I am triaging some old photos, i primarily want the Info panel to see settings of the image. But I also want to be able to do some quick adjustments to exposure to see if an image is worth investing some time.

1. is there a way to get basic info overlay on a screen where I can also edit?
2. the info panel is a super light font... like adobe thought when you are on the Info panel you don't want to be bothered by focal length, aperture, and shutter speed!!! I don't suppose that is changeable anywhere? (Mac)


----------



## Jim Wilde (Dec 6, 2020)

1. No, it's not currently possible (a second window/monitor option would be a help!). If you have an iPad/iPhone, you could more easily do it there as the info overlay CAN be shown on the edit window (and is nice and bright too).
2. No, it can't be changed.


----------



## RobOK (Dec 6, 2020)

Jim Wilde said:


> 1. No, it's not currently possible (a second window/monitor option would be a help!). If you have an iPad/iPhone, you could more easily do it there as the info overlay CAN be shown on the edit window (and is nice and bright too).

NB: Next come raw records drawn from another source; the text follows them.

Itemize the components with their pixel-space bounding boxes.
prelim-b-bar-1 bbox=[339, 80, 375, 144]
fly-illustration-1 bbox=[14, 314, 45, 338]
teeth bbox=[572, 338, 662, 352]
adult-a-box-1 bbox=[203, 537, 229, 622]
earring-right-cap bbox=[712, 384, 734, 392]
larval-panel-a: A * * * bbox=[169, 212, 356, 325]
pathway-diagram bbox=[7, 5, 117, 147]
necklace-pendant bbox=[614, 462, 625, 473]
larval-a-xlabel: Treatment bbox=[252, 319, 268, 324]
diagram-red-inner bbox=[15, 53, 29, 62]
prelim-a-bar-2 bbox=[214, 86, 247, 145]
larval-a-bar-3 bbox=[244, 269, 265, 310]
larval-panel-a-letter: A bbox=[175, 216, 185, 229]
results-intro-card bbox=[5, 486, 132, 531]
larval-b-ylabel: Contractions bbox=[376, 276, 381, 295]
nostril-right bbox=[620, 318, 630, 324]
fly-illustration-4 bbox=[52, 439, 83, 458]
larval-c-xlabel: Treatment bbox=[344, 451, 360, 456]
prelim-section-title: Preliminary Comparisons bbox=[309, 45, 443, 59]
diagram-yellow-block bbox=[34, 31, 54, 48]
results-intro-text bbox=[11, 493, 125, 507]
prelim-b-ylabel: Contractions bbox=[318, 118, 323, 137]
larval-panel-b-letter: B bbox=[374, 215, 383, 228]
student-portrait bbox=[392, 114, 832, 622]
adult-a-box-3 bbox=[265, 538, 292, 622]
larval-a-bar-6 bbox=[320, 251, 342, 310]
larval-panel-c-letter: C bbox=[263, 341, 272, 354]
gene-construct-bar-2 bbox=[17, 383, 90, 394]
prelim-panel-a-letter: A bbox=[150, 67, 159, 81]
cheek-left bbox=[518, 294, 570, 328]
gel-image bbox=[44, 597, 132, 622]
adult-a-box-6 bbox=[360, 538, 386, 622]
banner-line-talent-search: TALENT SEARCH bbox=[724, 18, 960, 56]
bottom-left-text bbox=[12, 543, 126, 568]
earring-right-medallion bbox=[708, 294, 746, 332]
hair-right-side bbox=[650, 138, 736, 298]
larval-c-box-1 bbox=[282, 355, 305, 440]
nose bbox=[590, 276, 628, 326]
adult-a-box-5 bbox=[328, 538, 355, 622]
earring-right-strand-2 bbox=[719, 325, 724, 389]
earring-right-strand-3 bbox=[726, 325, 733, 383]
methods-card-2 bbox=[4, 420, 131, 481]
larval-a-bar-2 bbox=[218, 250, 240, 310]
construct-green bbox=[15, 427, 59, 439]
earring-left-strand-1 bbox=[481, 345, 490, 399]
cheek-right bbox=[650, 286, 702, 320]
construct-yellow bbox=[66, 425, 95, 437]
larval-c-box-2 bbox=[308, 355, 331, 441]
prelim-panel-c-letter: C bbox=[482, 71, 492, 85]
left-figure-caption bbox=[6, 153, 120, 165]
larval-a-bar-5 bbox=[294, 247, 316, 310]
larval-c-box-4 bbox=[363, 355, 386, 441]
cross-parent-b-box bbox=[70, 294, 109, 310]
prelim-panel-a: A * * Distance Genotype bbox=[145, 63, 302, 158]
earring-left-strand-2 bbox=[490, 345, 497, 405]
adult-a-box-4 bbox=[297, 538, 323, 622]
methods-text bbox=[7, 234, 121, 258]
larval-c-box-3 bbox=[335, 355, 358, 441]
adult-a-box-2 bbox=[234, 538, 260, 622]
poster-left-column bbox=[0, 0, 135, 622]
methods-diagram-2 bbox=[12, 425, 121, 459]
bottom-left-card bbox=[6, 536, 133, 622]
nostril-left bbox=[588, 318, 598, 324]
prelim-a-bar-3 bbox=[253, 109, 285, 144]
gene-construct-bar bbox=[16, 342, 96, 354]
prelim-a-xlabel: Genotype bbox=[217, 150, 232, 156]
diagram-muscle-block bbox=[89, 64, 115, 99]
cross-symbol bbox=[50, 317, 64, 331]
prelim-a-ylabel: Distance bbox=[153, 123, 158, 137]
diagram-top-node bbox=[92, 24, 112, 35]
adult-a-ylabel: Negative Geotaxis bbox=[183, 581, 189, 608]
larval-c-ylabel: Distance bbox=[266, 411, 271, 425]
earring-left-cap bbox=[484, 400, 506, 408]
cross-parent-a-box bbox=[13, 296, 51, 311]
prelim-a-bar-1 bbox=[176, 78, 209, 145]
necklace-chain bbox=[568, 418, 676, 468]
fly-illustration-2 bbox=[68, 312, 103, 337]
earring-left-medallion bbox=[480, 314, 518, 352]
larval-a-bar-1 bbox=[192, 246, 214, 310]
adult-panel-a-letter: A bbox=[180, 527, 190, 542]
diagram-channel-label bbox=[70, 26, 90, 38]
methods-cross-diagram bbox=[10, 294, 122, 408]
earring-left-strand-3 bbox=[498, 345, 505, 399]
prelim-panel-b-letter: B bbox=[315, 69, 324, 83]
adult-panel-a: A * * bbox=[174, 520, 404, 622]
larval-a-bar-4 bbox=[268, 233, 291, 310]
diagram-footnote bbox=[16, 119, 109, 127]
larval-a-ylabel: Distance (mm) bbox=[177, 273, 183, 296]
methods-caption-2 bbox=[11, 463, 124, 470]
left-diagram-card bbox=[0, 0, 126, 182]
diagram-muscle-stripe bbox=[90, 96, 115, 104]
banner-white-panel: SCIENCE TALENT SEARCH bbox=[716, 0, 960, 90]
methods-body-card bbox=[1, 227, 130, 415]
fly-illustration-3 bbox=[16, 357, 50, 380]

Thanks for  quick reply! I do have an iPad and you spurred an interesting idea, so I now have my iPad in Sidecard mode. Lightroom (non-Classic) does not seem to have any options to use two screens! Am I missing it? I can move it fully to my ipad, but not pop out a picture or a panel to it.  It feels SO CLOSE, yet so far!


----------



## RobOK (Dec 6, 2020)

OK, i am editing on my iPad as the LR app there is more featured than the app on my Mac Book Pro, how does that make sense to Adobe??

At first I was not seeing the image details I wanted (f stop and speed) but tapping on the info cycle through some options. So ipad it is. (FYI, the images I am sorting are of full moons, so i have a mix of exposures and such).


----------



## Jim Wilde (Dec 6, 2020)

RobOK said:


> OK, i am editing on my iPad as the LR app there is more featured than the app on my Mac Book Pro, how does that make sense to Adobe??

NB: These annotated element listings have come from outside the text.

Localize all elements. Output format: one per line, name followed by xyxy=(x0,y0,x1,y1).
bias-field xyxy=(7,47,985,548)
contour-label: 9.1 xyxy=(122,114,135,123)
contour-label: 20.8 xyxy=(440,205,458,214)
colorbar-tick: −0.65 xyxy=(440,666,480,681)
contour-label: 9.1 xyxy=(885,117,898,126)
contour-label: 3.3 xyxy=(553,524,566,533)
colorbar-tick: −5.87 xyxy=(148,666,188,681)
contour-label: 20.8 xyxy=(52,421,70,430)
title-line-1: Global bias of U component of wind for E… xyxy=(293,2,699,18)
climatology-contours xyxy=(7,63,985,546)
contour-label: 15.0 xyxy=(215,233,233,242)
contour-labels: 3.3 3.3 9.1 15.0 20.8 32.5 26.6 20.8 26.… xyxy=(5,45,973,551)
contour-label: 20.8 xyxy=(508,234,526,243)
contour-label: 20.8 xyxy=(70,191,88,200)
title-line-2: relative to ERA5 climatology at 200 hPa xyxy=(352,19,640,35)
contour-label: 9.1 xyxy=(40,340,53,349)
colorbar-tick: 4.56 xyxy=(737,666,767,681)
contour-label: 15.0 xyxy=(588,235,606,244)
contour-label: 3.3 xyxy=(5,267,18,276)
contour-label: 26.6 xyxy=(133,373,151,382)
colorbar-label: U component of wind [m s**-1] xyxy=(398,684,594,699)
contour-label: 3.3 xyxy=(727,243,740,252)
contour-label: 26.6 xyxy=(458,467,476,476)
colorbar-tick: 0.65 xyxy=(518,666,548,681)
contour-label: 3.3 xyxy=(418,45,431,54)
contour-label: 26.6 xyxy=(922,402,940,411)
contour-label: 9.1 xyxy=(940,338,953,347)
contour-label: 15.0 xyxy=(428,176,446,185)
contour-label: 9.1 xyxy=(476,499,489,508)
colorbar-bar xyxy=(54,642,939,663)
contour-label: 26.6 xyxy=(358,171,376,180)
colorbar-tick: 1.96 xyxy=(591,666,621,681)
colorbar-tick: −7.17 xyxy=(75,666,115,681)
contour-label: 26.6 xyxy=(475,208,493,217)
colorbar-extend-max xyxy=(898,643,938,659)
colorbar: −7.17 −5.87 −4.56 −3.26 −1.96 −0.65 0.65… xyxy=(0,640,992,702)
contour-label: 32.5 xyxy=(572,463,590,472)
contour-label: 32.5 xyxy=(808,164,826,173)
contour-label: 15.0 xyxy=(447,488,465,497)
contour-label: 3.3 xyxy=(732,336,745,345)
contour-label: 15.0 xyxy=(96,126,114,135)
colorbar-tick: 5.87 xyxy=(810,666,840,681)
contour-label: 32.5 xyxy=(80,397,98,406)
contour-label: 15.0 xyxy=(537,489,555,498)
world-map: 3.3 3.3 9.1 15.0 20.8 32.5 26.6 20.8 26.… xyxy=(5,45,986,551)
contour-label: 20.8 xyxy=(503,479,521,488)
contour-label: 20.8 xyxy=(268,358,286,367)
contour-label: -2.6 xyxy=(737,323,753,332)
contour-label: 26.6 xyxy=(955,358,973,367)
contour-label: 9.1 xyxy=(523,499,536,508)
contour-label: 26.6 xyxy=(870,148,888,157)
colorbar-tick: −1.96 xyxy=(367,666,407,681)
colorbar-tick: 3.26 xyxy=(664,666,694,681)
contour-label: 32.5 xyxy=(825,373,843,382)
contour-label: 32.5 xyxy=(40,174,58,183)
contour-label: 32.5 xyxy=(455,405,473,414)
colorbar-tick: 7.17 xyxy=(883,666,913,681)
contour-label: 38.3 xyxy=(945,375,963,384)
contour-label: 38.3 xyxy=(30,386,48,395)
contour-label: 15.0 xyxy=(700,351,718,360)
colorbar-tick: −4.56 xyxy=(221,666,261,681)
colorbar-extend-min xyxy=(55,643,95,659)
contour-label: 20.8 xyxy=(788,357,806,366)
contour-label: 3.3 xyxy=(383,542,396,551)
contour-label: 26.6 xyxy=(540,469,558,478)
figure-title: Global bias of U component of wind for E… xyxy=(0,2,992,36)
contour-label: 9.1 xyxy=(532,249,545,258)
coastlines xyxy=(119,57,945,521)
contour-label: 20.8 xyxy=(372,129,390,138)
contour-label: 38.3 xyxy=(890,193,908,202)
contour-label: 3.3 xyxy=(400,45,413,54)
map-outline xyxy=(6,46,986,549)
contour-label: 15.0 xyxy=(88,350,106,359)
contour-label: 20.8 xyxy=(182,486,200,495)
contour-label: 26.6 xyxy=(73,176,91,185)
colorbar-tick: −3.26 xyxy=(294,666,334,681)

You have to remember that LrMobile started development 3 years before the desktop version was introduced.


----------



## Jim Wilde (Dec 6, 2020)

RobOK said:


> Lightroom (non-Classic) does not seem to have any options to use two screens! Am I missing it?


No options yet for multiple screens/windows. There'll be a feature request over at the official feedback site, it would be worth paying a visit to add your vote.


----------



## RobOK (Dec 9, 2020)

Jim Wilde said:


> You have to remember that LrMobile started development 3 years before the desktop version was introduced.



I actually had not known that, or at least, hadn’t stopped to think about it!


----------



## Conrad Chavez (Dec 9, 2020)

One of the things that seems to constrain Lightroom (not Classic) development is: Can we implement this feature consistently across desktop, mobile, and web platforms? They seem to prefer features that are a slam dunk across all of those, a consistent experience regardless of platform. (Even though that isn’t 100% true.)

I use Lightroom Classic across two displays all the time. Whatever I'm doing, Grid or Survey is usually in the Secondary Display window. The issue with Secondary Display in Lightroom might be, what do they do on the mobile platforms where multiple displays is not a native capability? Classic is not constrained in that way because it runs only on Mac and Windows, where multiple displays have been supported for at least 30 years.


----------